‘I Am, You Know’: Gwen Stefani Is Still On Her ‘I’m Japanese’ BS Despite Zero Asian Heritage

gwen stefani japanese cultural appropriation new interview

Gwen Stefani repeatedly said she’s Japanese and has also identified with multiple cultures outside of her own Italian-Irish American heritage in a bizarre new interview.

It’s been 19 years since Californian-born Stefani released her debut solo album Love.Angel.Music.Baby, which was awash with imagery and caricatures of Japanese Harajuku culture. It was definitely an era for an objectively white artist that simply wouldn’t fly in 2023. Not without a massive amount of understandable backlash for cultural appropriation.

But when she was asked if she’s learned anything from that particularly problematic era in a recent interview with a Filipina-American journalist at Allure, Stefani responded with the story of how her dad travelled regularly between Japan and the US for work, which was her first exposure to the country and its deep culture.

It’s not the first time she’s shared that particular tale about her dad, but what she said next is truly baffling.

She said she came to the realisation that she, too, is Japanese when she finally visited Japan and the Harajuku region herself.

“I said, ‘My God, I’m Japanese and I didn’t know it.’,” she said.

“I am, you know.”

Suppose that’s a resounding “no” on the whole learning thing, then.

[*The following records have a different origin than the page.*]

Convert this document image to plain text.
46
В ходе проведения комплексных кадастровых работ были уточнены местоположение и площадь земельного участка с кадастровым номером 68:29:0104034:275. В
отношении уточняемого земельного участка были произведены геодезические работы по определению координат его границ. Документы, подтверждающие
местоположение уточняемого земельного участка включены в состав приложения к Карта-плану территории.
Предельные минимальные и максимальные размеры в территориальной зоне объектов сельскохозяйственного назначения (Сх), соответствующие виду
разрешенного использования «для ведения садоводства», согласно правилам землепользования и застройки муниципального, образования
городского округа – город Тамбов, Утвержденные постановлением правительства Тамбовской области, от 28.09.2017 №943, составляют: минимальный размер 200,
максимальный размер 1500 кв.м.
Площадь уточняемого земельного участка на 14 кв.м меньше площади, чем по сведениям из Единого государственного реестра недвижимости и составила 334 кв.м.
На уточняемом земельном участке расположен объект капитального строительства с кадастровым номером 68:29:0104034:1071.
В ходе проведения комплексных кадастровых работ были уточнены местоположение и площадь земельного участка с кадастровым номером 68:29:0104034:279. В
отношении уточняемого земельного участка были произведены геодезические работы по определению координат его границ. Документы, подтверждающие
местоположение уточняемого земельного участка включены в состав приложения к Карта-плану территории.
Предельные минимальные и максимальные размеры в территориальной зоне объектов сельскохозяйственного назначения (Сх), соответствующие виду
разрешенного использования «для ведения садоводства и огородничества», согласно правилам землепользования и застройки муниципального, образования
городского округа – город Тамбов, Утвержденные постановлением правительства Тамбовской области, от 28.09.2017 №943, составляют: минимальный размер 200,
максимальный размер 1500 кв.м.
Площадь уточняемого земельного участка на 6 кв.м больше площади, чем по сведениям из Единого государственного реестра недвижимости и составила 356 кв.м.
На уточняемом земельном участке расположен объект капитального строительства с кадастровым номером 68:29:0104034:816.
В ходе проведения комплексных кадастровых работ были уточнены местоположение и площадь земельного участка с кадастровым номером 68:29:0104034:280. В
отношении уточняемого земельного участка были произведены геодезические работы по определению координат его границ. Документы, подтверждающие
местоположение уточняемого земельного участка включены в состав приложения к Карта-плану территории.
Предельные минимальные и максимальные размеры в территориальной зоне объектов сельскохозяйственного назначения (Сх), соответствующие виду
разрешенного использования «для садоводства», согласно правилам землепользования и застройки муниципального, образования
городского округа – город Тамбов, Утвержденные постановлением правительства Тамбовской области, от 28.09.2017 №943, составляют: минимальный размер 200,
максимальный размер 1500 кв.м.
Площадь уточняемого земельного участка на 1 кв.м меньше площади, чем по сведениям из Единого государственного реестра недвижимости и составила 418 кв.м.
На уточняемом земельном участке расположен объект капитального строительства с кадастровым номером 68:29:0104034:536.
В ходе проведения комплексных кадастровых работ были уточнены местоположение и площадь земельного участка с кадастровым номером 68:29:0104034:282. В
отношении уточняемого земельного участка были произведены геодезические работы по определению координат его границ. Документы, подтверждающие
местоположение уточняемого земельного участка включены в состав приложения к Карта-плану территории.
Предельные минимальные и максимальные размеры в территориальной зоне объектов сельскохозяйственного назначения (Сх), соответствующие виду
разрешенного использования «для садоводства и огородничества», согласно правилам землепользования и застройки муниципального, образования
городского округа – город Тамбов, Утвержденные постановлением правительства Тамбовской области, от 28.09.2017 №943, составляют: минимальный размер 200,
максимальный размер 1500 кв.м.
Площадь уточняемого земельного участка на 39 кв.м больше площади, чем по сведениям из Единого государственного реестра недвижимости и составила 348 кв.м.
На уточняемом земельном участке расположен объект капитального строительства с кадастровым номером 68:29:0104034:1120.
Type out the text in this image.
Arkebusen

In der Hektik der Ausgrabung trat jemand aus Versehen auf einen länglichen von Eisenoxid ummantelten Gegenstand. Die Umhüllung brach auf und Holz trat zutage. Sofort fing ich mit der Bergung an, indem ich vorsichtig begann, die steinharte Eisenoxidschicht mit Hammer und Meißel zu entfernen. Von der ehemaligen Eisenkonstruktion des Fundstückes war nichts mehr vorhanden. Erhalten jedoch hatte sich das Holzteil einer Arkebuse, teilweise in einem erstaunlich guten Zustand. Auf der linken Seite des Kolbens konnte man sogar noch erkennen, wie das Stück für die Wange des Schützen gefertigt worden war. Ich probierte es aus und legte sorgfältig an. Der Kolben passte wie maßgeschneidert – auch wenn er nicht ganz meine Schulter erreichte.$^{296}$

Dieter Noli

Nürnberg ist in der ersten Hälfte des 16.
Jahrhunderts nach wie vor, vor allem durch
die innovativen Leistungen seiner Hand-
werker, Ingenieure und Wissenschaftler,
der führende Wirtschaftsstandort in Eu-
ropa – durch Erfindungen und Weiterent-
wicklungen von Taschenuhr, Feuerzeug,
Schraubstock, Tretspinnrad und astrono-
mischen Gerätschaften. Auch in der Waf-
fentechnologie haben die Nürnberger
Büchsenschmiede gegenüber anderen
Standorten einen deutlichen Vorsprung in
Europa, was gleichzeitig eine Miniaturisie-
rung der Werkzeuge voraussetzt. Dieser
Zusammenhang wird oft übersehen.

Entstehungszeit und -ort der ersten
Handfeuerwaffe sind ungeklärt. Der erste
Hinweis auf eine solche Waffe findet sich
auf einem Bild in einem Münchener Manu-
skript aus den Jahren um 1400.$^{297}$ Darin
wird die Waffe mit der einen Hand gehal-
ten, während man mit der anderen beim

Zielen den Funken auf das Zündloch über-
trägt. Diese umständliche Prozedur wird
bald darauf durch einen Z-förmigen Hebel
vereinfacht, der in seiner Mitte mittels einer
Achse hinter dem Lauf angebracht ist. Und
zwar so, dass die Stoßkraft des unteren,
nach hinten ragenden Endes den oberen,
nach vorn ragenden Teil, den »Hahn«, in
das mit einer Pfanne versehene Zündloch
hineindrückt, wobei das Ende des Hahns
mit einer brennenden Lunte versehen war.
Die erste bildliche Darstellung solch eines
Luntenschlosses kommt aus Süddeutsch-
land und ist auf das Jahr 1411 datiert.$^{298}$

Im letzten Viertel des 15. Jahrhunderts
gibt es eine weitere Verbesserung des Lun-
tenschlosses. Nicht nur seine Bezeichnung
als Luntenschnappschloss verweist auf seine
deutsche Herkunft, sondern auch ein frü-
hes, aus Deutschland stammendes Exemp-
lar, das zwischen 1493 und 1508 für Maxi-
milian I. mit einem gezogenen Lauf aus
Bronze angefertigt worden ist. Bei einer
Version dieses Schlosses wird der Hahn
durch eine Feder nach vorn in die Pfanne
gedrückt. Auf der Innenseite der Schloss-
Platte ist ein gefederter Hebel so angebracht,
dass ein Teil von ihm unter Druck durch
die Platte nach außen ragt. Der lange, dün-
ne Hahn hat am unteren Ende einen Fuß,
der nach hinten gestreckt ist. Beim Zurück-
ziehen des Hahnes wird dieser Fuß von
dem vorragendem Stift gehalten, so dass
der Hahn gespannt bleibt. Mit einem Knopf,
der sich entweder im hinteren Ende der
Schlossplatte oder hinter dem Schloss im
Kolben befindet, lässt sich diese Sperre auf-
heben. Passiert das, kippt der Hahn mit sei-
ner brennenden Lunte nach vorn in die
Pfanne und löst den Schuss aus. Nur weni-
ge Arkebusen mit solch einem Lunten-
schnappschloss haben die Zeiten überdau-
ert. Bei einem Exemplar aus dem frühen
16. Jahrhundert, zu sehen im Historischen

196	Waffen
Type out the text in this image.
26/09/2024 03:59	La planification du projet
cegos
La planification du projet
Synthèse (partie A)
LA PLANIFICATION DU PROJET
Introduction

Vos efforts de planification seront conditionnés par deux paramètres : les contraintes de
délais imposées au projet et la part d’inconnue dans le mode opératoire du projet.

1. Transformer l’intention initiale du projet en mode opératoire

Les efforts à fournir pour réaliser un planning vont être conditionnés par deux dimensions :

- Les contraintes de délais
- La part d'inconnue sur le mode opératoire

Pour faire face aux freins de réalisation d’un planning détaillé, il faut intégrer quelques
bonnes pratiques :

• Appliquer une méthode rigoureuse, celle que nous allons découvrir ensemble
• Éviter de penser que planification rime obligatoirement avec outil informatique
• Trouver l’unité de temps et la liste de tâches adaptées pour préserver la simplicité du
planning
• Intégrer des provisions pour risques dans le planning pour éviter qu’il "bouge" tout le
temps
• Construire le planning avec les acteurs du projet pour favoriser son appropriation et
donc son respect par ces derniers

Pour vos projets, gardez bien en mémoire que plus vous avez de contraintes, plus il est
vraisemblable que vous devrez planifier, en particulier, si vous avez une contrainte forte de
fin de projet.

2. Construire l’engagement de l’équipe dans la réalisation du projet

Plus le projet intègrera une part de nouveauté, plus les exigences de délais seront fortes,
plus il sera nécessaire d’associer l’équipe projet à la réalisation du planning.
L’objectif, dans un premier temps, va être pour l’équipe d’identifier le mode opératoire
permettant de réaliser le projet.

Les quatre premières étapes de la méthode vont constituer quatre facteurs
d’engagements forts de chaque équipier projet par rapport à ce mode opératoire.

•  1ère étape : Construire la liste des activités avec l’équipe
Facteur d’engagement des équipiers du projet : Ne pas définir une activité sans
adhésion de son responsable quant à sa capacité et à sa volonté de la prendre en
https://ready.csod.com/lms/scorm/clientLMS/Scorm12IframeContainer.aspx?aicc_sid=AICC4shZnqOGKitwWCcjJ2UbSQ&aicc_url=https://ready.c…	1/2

That wasn’t the last time she mentioned she thinks she’s actually Japanese in the interview, either.

She stressed that she thinks she’s “a little bit of an Orange County girl, a little bit of a Japanese girl, a little bit of an English girl” to try and explain (or defend) herself further, noting that she saw the music, makeup and clothes of the girls she grew up with as her “identity” too.

“Even though I’m an Italian-American — Irish or whatever mutt that I am — that’s who I became because those were my people, right?”

No, that’s absolutely not how it works.

Cultural appropriation surely isn’t a foreign concept to Stefani, who has repeatedly faced backlash for wearing elements of other cultures over the years.

Hell, she came under fire as recently as last year when she appeared with dreadlocked braids and an outfit in Jamaican flag colours in the video clip for Sean Paul‘s “Light My Fire”.

In 2007 she even went so far as to try and trademark the word “Harajuku” in the United States, with her lawyers arguing that the “typical” consumer in the US would associate the term with her products before the Japanese district.

Who knows whether this latest mind-boggling moment from the woman who has been dubbed “Mother Appropriation” will actually challenge her thinking, but you’d surely like to hope so.